Don’t wait to do it. And don’t think you have to learn everything about it to do it! (The same way you shouldn’t wait to ask for a promotion until you know everything about how to do that bigger job!) You don’t have to play the market — in fact, you shouldn’t. Research shows that time and again, investing in professionally managed, low-cost index funds does better than buying and selling individual stocks. So check that worry off your list. And seek out a firm with a solid reputation that is a “fiduciary” — a word that means they are obligated by law to work in your best interest, instead of their own.

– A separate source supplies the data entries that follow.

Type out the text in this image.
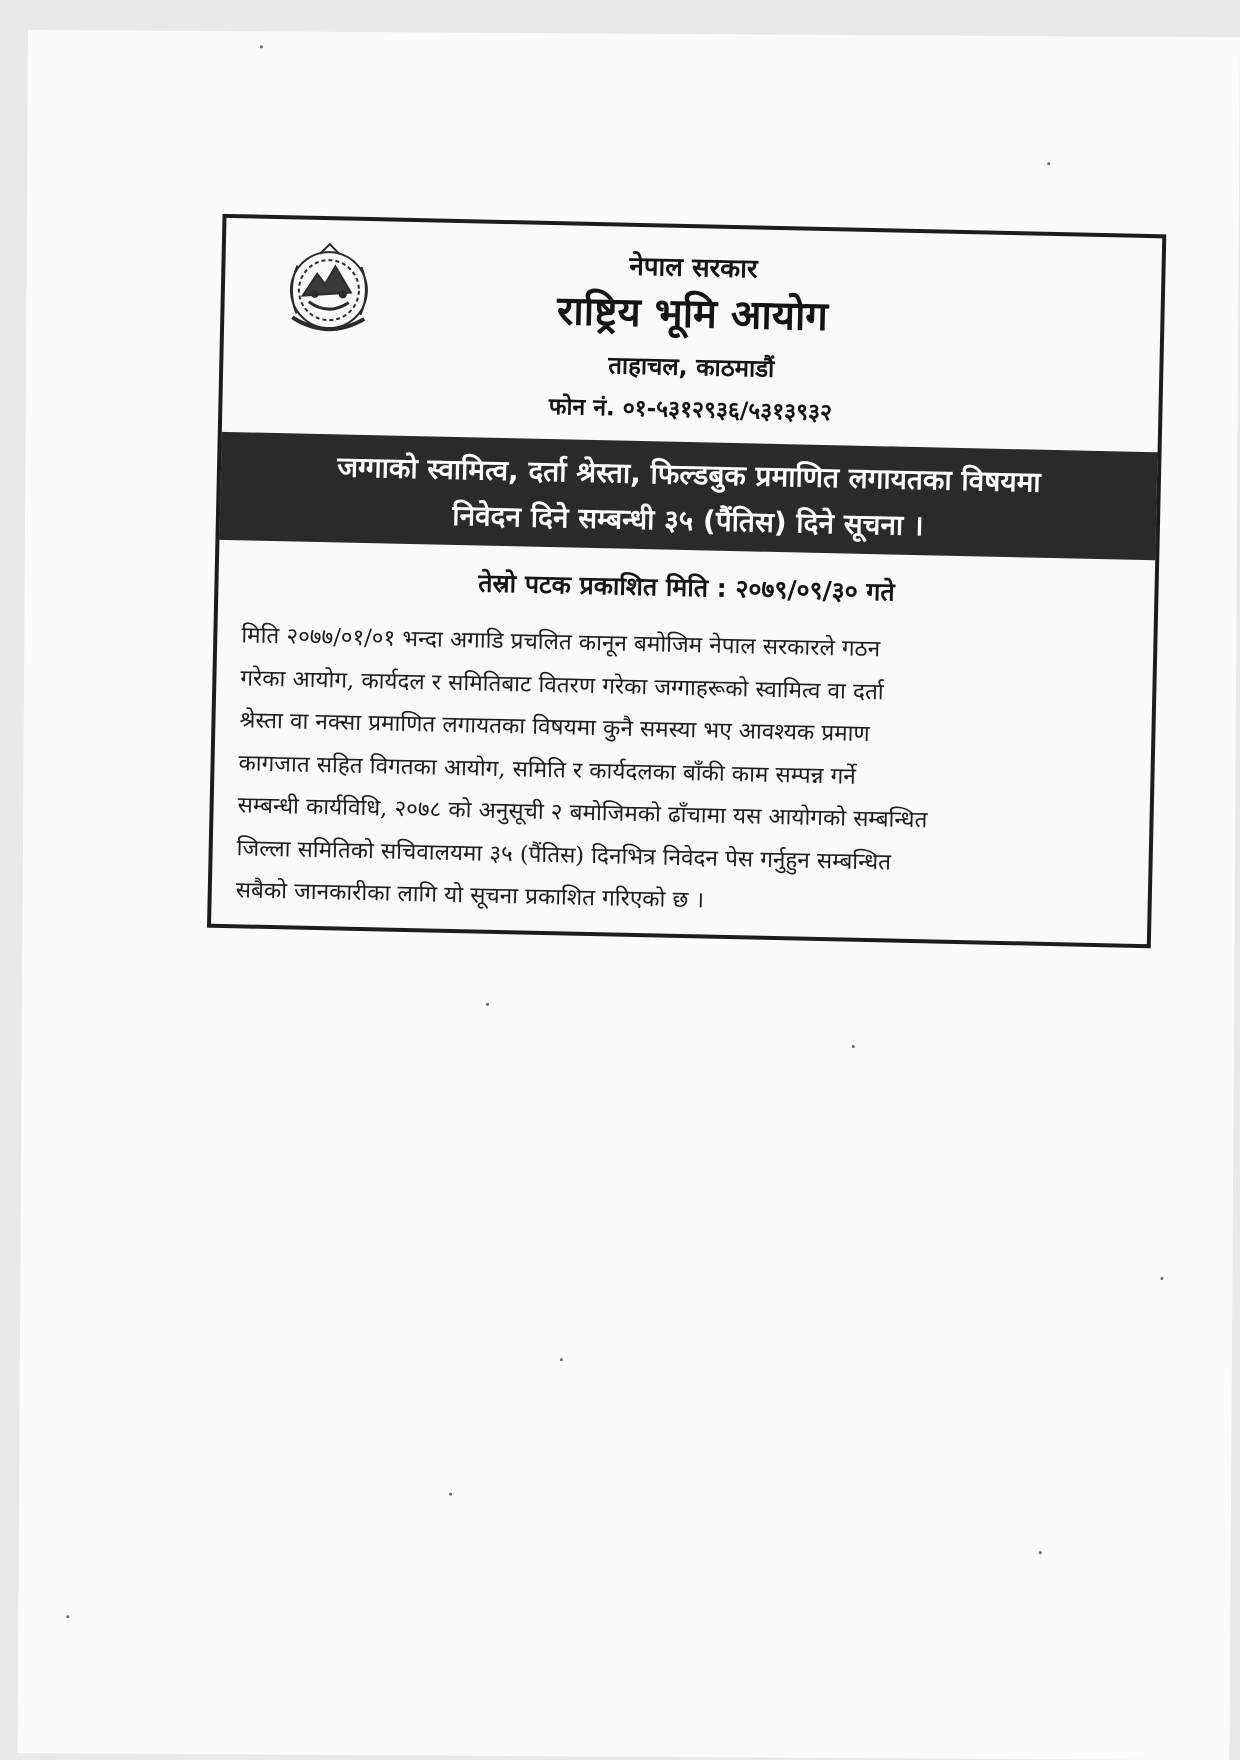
नेपाल सरकार
राष्ट्रिय भूमि आयोग
ताहाचल, काठमाडौं
फोन नं. ०१-५३१२९३६/५३१३९३२
जग्गाको स्वामित्व, दर्ता श्रेस्ता, फिल्डबुक प्रमाणित लगायतका विषयमा
निवेदन दिने सम्बन्धी ३५ (पैंतिस) दिने सूचना ।
तेस्रो पटक प्रकाशित मिति : २०७९/०९/३० गते
मिति २०७७/०१/०१ भन्दा अगाडि प्रचलित कानून बमोजिम नेपाल सरकारले गठन
गरेका आयोग, कार्यदल र समितिबाट वितरण गरेका जग्गाहरूको स्वामित्व वा दर्ता
श्रेस्ता वा नक्सा प्रमाणित लगायतका विषयमा कुनै समस्या भए आवश्यक प्रमाण
कागजात सहित विगतका आयोग, समिति र कार्यदलका बाँकी काम सम्पन्न गर्ने
सम्बन्धी कार्यविधि, २०७८ को अनुसूची २ बमोजिमको ढाँचामा यस आयोगको सम्बन्धित
जिल्ला समितिको सचिवालयमा ३५ (पैंतिस) दिनभित्र निवेदन पेस गर्नुहुन सम्बन्धित
सबैको जानकारीका लागि यो सूचना प्रकाशित गरिएको छ ।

How much should you invest? Look, we’re not going to patronize you with the “cut out a latte a day and see your money grow” advice. But I know it can be really hard when you’re first starting out — or during the lean times that happen in life — but a good formula to to follow is 50/30/20: fifty percent of your take-home pay toward basic expenses like housing and bills. 30 percent for the stuff that makes life rewarding: dinners out, clothes, annual vacations. The remaining 20 percent is what you should put toward investing, to build your wealth, to solidify and protect your future, and to give you all the F.U. money you need create the life (and, eventually, retirement) you’ll love—whether you’re an entrepreneur, or sending your children to college, or later investing in other women’s companies to get them going on their own path, now that you’ve done every single smart thing a bold, badass woman can with hers.


Disclosures

Forecasts or projections of investment outcomes in investment plans are estimates only, based upon numerous assumptions about future capital markets returns and economic factors. As estimates, they are imprecise and hypothetical in nature, do not reflect actual investment results, and are not guarantees of future results.

The information provided should not be relied upon as investment advice or recommendations, does not constitute a solicitation to buy or sell securities and should not be considered specific legal, investment or tax advice.

Investing entails risk including the possible loss of principal and there is no assurance that the investment will provide positive performance over any period of time.